RESOLUTION 1 - ADOPTION OF REMUNERATION REPORT
To consider and, if thought fit, to pass the following resolution as a non-
binding resolution:
`That, for the purpose of section 250R(2) of the Corporations Act, the
Remuneration Report as set out in the Annual Report for the year ended 30 June
2009 be adopted. "
Short Explanation:
The Corporations Act provides that a resolution for the Remuneration Report to
be adopted must be put to a vote at a listed company`s annual general meeting.
The vote on the Remuneration Report is advisory only and does not bind the
Directors or the Company.
RESOLUTION 2 - ELECTION OF MR TIMOTHY TEBEILA AS A DIRECTOR
To consider and, if thought fit, to pass with or without modification, the
following resolution as an ordinary resolution:
"Timothy Tebeila who, having been appointed by the Board since the 2008 Annual
General Meeting notice was signed, retires and, being eligible, offers himself
for election as a director of the Company.
RESOLUTION 3 - ELECTION OF MS AMANDA MATTHEE AS A DIRECTOR
To consider and, if thought fit, to pass with or without modification, the
following resolution as an ordinary resolution:
"Amanda Matthee who, having been appointed by the Board since the 2008 Annual
General Meeting notice was signed, retires and, being eligible, offers himself
for election as a director of the Company.

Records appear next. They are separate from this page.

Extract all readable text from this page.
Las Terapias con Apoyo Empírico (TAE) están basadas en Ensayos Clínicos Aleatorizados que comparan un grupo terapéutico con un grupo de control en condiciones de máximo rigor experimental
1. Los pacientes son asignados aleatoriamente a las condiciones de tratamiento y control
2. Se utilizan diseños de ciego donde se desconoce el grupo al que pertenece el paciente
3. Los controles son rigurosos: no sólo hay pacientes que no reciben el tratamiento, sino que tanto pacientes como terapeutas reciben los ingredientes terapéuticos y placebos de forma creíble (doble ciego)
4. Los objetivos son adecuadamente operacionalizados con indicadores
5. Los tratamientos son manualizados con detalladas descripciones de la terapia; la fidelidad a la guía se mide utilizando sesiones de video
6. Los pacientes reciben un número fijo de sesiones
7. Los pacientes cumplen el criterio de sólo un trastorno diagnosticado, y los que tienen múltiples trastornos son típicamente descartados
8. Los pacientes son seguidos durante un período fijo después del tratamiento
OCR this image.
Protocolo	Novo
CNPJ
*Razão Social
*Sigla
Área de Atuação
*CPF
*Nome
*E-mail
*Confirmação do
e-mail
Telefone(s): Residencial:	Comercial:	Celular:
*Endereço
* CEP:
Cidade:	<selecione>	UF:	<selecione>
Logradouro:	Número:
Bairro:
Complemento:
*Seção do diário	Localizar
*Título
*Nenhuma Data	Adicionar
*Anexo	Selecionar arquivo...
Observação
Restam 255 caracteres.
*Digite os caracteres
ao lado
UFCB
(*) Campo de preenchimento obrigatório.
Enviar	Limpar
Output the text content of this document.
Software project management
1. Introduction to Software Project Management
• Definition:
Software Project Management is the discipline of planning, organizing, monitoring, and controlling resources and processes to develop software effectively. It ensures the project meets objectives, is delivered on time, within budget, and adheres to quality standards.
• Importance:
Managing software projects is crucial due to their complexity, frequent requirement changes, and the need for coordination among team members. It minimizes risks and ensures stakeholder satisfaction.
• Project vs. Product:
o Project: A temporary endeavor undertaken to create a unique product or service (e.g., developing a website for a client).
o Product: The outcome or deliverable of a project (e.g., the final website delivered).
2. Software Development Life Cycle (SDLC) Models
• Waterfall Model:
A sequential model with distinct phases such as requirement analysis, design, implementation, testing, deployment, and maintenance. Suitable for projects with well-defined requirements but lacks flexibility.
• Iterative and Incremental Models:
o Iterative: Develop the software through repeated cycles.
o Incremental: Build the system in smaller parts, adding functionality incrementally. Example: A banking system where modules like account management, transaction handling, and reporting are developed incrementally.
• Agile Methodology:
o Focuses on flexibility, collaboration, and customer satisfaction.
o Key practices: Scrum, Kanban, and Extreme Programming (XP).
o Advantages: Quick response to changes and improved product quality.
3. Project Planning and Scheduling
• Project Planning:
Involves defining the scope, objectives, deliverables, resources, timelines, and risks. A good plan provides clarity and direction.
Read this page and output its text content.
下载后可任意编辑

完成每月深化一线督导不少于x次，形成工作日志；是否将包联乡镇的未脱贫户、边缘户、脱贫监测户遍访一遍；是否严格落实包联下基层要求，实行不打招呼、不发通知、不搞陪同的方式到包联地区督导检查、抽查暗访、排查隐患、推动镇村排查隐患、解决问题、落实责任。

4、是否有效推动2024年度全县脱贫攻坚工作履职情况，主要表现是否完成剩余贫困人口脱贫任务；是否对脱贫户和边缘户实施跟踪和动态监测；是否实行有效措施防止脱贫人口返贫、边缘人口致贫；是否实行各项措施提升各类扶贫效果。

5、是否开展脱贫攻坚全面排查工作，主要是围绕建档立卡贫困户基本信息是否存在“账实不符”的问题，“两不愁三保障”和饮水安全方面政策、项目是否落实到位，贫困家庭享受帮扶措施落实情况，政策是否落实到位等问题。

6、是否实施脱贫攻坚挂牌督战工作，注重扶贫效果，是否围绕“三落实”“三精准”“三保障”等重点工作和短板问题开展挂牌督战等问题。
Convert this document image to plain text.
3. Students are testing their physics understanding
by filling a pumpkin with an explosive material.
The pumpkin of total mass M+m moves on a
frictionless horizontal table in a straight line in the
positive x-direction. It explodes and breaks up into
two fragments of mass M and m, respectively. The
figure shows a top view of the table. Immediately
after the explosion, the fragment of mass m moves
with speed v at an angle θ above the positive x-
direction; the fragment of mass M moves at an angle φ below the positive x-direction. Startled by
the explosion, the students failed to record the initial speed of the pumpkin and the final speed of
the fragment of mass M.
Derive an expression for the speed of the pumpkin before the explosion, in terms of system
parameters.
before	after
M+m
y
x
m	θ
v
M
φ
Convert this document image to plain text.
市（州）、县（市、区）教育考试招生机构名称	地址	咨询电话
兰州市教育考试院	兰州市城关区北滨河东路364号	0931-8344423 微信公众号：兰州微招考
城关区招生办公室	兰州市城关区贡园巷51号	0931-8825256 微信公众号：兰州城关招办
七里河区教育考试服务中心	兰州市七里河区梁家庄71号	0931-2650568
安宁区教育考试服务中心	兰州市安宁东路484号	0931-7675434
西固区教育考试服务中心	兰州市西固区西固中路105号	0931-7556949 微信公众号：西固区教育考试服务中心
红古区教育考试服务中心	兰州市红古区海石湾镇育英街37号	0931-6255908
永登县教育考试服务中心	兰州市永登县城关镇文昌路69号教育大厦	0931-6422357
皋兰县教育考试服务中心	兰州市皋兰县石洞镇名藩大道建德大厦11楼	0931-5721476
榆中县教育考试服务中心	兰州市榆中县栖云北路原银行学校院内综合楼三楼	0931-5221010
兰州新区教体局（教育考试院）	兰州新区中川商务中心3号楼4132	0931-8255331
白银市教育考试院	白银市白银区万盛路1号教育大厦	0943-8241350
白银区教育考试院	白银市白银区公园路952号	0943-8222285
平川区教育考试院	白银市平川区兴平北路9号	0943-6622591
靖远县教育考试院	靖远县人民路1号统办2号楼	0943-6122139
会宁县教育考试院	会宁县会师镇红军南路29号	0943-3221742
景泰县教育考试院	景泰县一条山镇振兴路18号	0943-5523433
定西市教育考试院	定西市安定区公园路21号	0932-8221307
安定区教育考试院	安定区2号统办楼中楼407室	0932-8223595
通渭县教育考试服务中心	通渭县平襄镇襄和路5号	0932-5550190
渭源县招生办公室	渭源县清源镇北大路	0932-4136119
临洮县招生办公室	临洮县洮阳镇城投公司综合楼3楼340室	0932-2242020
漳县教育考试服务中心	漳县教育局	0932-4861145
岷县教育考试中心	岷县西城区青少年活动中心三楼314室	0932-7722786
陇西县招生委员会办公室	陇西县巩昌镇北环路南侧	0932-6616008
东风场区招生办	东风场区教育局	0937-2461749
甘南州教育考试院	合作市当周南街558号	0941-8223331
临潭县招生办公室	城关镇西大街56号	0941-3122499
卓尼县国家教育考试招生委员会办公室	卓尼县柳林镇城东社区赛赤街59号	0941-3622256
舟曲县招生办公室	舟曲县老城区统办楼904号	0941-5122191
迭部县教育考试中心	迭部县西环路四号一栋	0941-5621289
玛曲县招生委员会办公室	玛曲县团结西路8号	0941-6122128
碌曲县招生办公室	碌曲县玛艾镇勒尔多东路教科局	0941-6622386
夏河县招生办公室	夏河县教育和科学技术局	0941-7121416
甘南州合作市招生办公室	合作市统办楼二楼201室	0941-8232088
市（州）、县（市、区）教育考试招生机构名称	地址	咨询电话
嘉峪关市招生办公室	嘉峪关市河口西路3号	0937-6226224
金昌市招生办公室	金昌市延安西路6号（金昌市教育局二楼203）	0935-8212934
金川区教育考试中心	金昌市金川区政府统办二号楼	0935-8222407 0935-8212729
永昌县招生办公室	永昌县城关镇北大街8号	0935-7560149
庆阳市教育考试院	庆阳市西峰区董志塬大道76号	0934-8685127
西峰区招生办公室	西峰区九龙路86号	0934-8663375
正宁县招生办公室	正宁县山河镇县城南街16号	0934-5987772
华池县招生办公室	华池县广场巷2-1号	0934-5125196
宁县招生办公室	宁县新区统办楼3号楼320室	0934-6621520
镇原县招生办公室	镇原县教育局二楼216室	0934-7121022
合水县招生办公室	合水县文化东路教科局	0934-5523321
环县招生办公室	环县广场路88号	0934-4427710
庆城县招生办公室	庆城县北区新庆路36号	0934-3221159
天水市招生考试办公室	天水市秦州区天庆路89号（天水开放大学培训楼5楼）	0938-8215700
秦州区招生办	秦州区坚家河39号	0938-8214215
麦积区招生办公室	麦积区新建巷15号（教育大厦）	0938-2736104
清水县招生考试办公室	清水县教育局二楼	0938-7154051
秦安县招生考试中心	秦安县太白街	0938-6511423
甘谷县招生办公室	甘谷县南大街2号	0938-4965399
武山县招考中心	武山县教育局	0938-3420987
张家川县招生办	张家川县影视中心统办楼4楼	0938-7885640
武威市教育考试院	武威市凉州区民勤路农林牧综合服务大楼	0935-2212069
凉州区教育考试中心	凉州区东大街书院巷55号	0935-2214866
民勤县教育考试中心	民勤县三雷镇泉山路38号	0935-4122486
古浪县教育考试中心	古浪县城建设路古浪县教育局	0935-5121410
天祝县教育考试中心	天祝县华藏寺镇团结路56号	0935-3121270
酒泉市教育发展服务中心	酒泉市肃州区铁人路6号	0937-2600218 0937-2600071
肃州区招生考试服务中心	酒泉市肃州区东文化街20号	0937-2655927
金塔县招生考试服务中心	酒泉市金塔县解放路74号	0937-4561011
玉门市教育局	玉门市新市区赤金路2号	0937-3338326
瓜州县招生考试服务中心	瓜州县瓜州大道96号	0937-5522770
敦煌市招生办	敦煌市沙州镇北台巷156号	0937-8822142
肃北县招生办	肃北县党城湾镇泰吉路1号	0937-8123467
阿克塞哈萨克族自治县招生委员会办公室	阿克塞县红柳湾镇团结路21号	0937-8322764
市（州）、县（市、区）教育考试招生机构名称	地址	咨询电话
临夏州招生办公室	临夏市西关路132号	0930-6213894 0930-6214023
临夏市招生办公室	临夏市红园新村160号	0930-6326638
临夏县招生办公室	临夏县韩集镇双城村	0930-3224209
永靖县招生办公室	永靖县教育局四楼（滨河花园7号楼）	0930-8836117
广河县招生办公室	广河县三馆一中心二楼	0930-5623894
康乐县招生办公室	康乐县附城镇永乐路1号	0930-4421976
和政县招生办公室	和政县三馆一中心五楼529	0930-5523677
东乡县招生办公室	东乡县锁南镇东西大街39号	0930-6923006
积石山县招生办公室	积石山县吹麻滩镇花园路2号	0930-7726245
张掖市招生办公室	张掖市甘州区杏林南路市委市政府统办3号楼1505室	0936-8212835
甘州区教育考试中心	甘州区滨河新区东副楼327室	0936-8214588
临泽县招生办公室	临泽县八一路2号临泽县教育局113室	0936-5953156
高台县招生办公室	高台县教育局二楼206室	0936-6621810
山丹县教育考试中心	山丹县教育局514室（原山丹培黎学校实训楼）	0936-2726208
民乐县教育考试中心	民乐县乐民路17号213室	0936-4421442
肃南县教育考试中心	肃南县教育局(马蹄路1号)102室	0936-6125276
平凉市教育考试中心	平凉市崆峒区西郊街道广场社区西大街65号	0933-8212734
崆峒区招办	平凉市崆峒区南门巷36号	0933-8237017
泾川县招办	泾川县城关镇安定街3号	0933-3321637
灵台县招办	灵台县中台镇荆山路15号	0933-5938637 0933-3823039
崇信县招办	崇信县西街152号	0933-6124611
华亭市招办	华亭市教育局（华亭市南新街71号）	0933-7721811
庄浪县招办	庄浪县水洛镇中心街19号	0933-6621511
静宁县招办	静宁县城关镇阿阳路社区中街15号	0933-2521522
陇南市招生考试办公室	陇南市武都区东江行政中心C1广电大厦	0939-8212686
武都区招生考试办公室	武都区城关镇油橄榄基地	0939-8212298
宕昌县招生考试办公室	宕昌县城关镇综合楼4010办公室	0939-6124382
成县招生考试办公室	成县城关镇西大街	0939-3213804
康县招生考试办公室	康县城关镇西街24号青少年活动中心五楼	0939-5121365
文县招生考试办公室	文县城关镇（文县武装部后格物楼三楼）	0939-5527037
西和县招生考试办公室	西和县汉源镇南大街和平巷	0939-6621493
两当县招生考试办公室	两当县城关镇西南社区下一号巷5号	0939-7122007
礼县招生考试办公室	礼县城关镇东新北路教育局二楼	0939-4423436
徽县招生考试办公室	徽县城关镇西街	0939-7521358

RESOLUTION 4 - ELECTION OF MR JOHN DREYER AS A DIRECTOR
To consider and, if thought fit, to pass with or without modification, the
following resolution as an ordinary resolution:
"John Dreyer who, having been appointed by the Board since the 2008 Annual
General Meeting, retires and, being eligible, offers himself for election as a
director of the Company.
RESOLUTION 5 - ELECTION OF MR JOHN WALLINGTON AS A DIRECTOR
To consider and, if thought fit, to pass with or without modification, the
following resolution as an ordinary resolution:
"John Wallington who, having been appointed by the Board since the 2008 Annual
General Meeting, retires and, being eligible, offers himself for election as a
director of the Company.
RESOLUTION 6 - ELECTION OF MR COLIN MCINTYRE AS A DIRECTOR
To consider and, if thought fit, to pass with or without modification, the
following resolution as an ordinary resolution:
"Colin McIntyre who, having been appointed by the Board since the 2008 Annual
General Meeting, retires and, being eligible, offers himself for election as a
director of the Company.
RESOLUTION 7 - RATIFICATION OF PREVIOUS SHARE ISSUE - HSBC CUSTODY NOMINEES
(AUSTRALIA) LIMITED
To consider and, if thought fit, to pass the following resolution as an ordinary
resolution:
"That for the purpose of ASX Listing Rule 7.4 and for all other purposes,
shareholders of the Company approve and ratify the prior issue of 25,000,000
fully paid ordinary shares at $0.05 per share on 1 October 2009 to HSBC Custody
Nominees (Australia) Limited (acting as nominee for River Group Limited) as
further described in the Explanatory Statement forming part of this Notice of
Meeting"."
Voting Exclusion
The Company will disregard any votes cast on Resolution 7 by HSBC Custody
Nominees (Australia) Limited and River Group Limited, and their associates.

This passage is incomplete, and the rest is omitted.